Source: Mortgage Bankers Association; Powered by Ellie Mae’s AllRegs Market Clarity

“In December a handful of investors made end of the year adjustments to their menu of offerings,” said Lynn Fisher, MBA’s vice president of research and economics.

“This resulted in a net decrease in credit availability for government backed programs (FHA/VA/USDA), and especially for lower credit score, higher loan-to-value loans, as well as streamline (requiring less documentation) refinances.

“Despite the decline in the jumbo credit availability over the month, the jumbo index was up nearly 20 percent from December a year ago, by far the largest gain among the component indices.”

CoreLogic Loan Performance Insights Report: Early-stage mortgage delinquencies increased following active hurricane season

“After rising in September, early-stage delinquencies declined by 0.1 percentage points month over month in October,” said Dr. Frank Nothaft, chief economist for CoreLogic.

“The temporary rise in September’s early-stage delinquencies reflected the impact of the hurricanes in Texas, Florida and Puerto Rico, but now the impact from the hurricanes is fading from a national perspective.

“While the national impact is waning, the local impact remains. Some Florida markets continue to see increases in early-stage delinquency transition rates in October, reaching 5 percent, on average, in Miami, Orlando, Tampa, Naples and Cape Coral.

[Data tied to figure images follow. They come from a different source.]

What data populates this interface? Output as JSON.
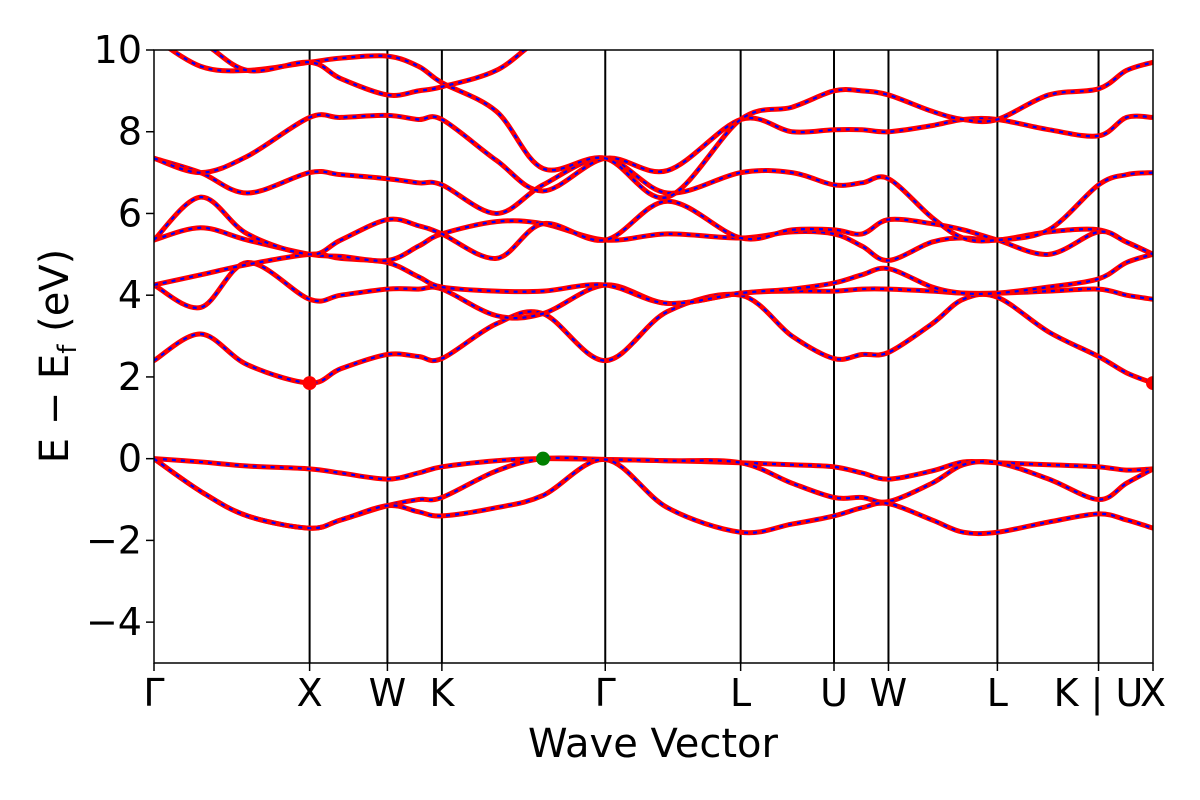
{
  "chart_data": {
    "type": "line",
    "xlabel": "Wave Vector",
    "ylabel": "E − E",
    "ylabel_subscript": "f",
    "ylabel_unit": " (eV)",
    "ylim": [
      -5,
      10
    ],
    "yticks": [
      -4,
      -2,
      0,
      2,
      4,
      6,
      8,
      10
    ],
    "ytick_labels": [
      "−4",
      "−2",
      "0",
      "2",
      "4",
      "6",
      "8",
      "10"
    ],
    "kpoint_positions": [
      0,
      1,
      1.5,
      1.85,
      2.9,
      3.77,
      4.37,
      4.72,
      5.42,
      6.07,
      6.42
    ],
    "kpoint_labels": [
      "Γ",
      "X",
      "W",
      "K",
      "Γ",
      "L",
      "U",
      "W",
      "L",
      "K | U",
      "X"
    ],
    "xlim": [
      0,
      6.42
    ],
    "vertical_lines_at": [
      1,
      1.5,
      1.85,
      2.9,
      3.77,
      4.37,
      4.72,
      5.42,
      6.07
    ],
    "grid": false,
    "series_style": {
      "line_color": "#ff0000",
      "dash_color": "#0000ff"
    },
    "series": [
      {
        "x": [
          0,
          0.3,
          0.6,
          1,
          1.2,
          1.5,
          1.7,
          1.85,
          2.2,
          2.5,
          2.9,
          3.3,
          3.77,
          4.1,
          4.37,
          4.55,
          4.72,
          5.0,
          5.2,
          5.42,
          5.75,
          6.07,
          6.25,
          6.42
        ],
        "y": [
          0,
          -0.08,
          -0.18,
          -0.25,
          -0.35,
          -0.5,
          -0.35,
          -0.2,
          -0.05,
          0,
          -0.02,
          -0.05,
          -0.1,
          -0.15,
          -0.2,
          -0.35,
          -0.5,
          -0.3,
          -0.08,
          -0.1,
          -0.15,
          -0.2,
          -0.28,
          -0.25
        ]
      },
      {
        "x": [
          0,
          0.3,
          0.6,
          1,
          1.2,
          1.5,
          1.7,
          1.85,
          2.2,
          2.5,
          2.9,
          3.3,
          3.77,
          4.1,
          4.37,
          4.55,
          4.72,
          5.0,
          5.2,
          5.42,
          5.75,
          6.07,
          6.25,
          6.42
        ],
        "y": [
          0,
          -0.8,
          -1.4,
          -1.7,
          -1.5,
          -1.15,
          -1.0,
          -0.95,
          -0.3,
          0,
          -0.02,
          -0.05,
          -0.1,
          -0.6,
          -0.95,
          -0.95,
          -1.05,
          -0.6,
          -0.15,
          -0.1,
          -0.5,
          -1.0,
          -0.6,
          -0.25
        ]
      },
      {
        "x": [
          0,
          0.3,
          0.6,
          1,
          1.2,
          1.5,
          1.7,
          1.85,
          2.2,
          2.5,
          2.9,
          3.3,
          3.77,
          4.1,
          4.37,
          4.55,
          4.72,
          5.0,
          5.2,
          5.42,
          5.75,
          6.07,
          6.25,
          6.42
        ],
        "y": [
          0,
          -0.8,
          -1.4,
          -1.7,
          -1.5,
          -1.15,
          -1.3,
          -1.4,
          -1.2,
          -0.9,
          -0.02,
          -1.2,
          -1.8,
          -1.6,
          -1.4,
          -1.2,
          -1.1,
          -1.5,
          -1.8,
          -1.8,
          -1.55,
          -1.35,
          -1.5,
          -1.7
        ]
      },
      {
        "x": [
          0,
          0.3,
          0.6,
          1,
          1.2,
          1.5,
          1.7,
          1.85,
          2.2,
          2.5,
          2.9,
          3.3,
          3.77,
          4.1,
          4.37,
          4.55,
          4.72,
          5.0,
          5.2,
          5.42,
          5.75,
          6.07,
          6.25,
          6.42
        ],
        "y": [
          2.4,
          3.05,
          2.3,
          1.85,
          2.2,
          2.55,
          2.5,
          2.45,
          3.3,
          3.55,
          2.4,
          3.6,
          4.0,
          3.0,
          2.45,
          2.55,
          2.6,
          3.3,
          3.9,
          3.95,
          3.1,
          2.5,
          2.1,
          1.85
        ]
      },
      {
        "x": [
          0,
          0.3,
          0.6,
          1,
          1.2,
          1.5,
          1.7,
          1.85,
          2.2,
          2.5,
          2.9,
          3.3,
          3.77,
          4.1,
          4.37,
          4.55,
          4.72,
          5.0,
          5.2,
          5.42,
          5.75,
          6.07,
          6.25,
          6.42
        ],
        "y": [
          4.25,
          3.7,
          4.8,
          3.9,
          4.0,
          4.15,
          4.15,
          4.15,
          3.5,
          3.55,
          4.25,
          3.8,
          4.05,
          4.1,
          4.1,
          4.15,
          4.15,
          4.1,
          4.05,
          4.05,
          4.1,
          4.15,
          4.0,
          3.9
        ]
      },
      {
        "x": [
          0,
          0.3,
          0.6,
          1,
          1.2,
          1.5,
          1.7,
          1.85,
          2.2,
          2.5,
          2.9,
          3.3,
          3.77,
          4.1,
          4.37,
          4.55,
          4.72,
          5.0,
          5.2,
          5.42,
          5.75,
          6.07,
          6.25,
          6.42
        ],
        "y": [
          4.25,
          4.5,
          4.75,
          5.0,
          4.9,
          4.8,
          4.45,
          4.2,
          4.1,
          4.1,
          4.25,
          3.8,
          4.05,
          4.15,
          4.3,
          4.5,
          4.65,
          4.2,
          4.05,
          4.05,
          4.2,
          4.4,
          4.8,
          5.0
        ]
      },
      {
        "x": [
          0,
          0.3,
          0.6,
          1,
          1.2,
          1.5,
          1.7,
          1.85,
          2.2,
          2.5,
          2.9,
          3.3,
          3.77,
          4.1,
          4.37,
          4.55,
          4.72,
          5.0,
          5.2,
          5.42,
          5.75,
          6.07,
          6.25,
          6.42
        ],
        "y": [
          5.35,
          5.65,
          5.35,
          5.0,
          4.95,
          4.85,
          5.2,
          5.5,
          5.8,
          5.75,
          5.35,
          5.5,
          5.4,
          5.55,
          5.5,
          5.2,
          4.85,
          5.3,
          5.4,
          5.35,
          5.55,
          5.6,
          5.3,
          5.0
        ]
      },
      {
        "x": [
          0,
          0.3,
          0.6,
          1,
          1.2,
          1.5,
          1.7,
          1.85,
          2.2,
          2.5,
          2.9,
          3.3,
          3.77,
          4.1,
          4.37,
          4.55,
          4.72,
          5.0,
          5.2,
          5.42,
          5.75,
          6.07,
          6.25,
          6.42
        ],
        "y": [
          5.35,
          6.4,
          5.5,
          5.0,
          5.35,
          5.85,
          5.7,
          5.5,
          4.9,
          5.75,
          5.35,
          6.3,
          5.4,
          5.6,
          5.6,
          5.5,
          5.85,
          5.75,
          5.6,
          5.35,
          5.0,
          5.55,
          5.3,
          5.0
        ]
      },
      {
        "x": [
          0,
          0.3,
          0.6,
          1,
          1.2,
          1.5,
          1.7,
          1.85,
          2.2,
          2.5,
          2.9,
          3.3,
          3.77,
          4.1,
          4.37,
          4.55,
          4.72,
          5.0,
          5.2,
          5.42,
          5.75,
          6.07,
          6.25,
          6.42
        ],
        "y": [
          7.35,
          7.0,
          6.5,
          7.0,
          6.95,
          6.85,
          6.75,
          6.7,
          6.0,
          6.7,
          7.35,
          6.5,
          7.0,
          7.0,
          6.7,
          6.75,
          6.85,
          5.9,
          5.4,
          5.35,
          5.6,
          6.7,
          6.95,
          7.0
        ]
      },
      {
        "x": [
          0,
          0.3,
          0.6,
          1,
          1.2,
          1.5,
          1.7,
          1.85,
          2.2,
          2.5,
          2.9,
          3.3,
          3.77,
          4.1,
          4.37,
          4.55,
          4.72,
          5.0,
          5.2,
          5.42,
          5.75,
          6.07,
          6.25,
          6.42
        ],
        "y": [
          7.35,
          7.0,
          7.4,
          8.35,
          8.35,
          8.4,
          8.3,
          8.3,
          7.3,
          6.55,
          7.35,
          7.05,
          8.3,
          8.0,
          8.05,
          8.05,
          8.0,
          8.15,
          8.3,
          8.3,
          8.05,
          7.9,
          8.35,
          8.35
        ]
      },
      {
        "x": [
          0,
          0.3,
          0.6,
          1,
          1.2,
          1.5,
          1.7,
          1.85,
          2.2,
          2.5,
          2.9,
          3.3,
          3.77,
          4.1,
          4.37,
          4.55,
          4.72,
          5.0,
          5.2,
          5.42,
          5.75,
          6.07,
          6.25,
          6.42
        ],
        "y": [
          10.3,
          9.6,
          9.5,
          9.7,
          9.8,
          9.85,
          9.6,
          9.2,
          8.5,
          7.1,
          7.35,
          6.4,
          8.3,
          8.6,
          9.0,
          9.0,
          8.9,
          8.5,
          8.3,
          8.3,
          8.9,
          9.05,
          9.5,
          9.7
        ]
      },
      {
        "x": [
          0,
          0.3,
          0.6,
          1,
          1.2,
          1.5,
          1.7,
          1.85,
          2.2,
          2.5,
          2.9
        ],
        "y": [
          10.5,
          10.2,
          9.5,
          9.7,
          9.3,
          8.9,
          9.0,
          9.1,
          9.5,
          10.3,
          10.8
        ]
      }
    ],
    "markers": [
      {
        "x": 1.0,
        "y": 1.85,
        "color": "#ff0000"
      },
      {
        "x": 6.42,
        "y": 1.85,
        "color": "#ff0000"
      },
      {
        "x": 2.5,
        "y": 0.0,
        "color": "#008000"
      }
    ]
  }
}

“Texas markets such as Houston, Beaumont, Victoria and Corpus Christie peaked at over 7 percent in September, but are on the mend and improving in October.”

Monday, January 8

Fannie Mae Home Purchase Sentiment Index (HPSI)

Source: Fannie Mae

Source: Fannie Mae

“Consumers remained cautious in their housing outlook at the end of 2017, as tax reform discussions continued,” said Doug Duncan, senior vice president and chief economist at Fannie Mae. “In December, mirroring the other major consumer sentiment benchmarks, the HPSI reflected this caution and declined slightly.

“Entering 2018, housing affordability remains a persistent challenge, particularly in rental markets, where consumer expectations for price increases over the next 12 months reached a new survey high.”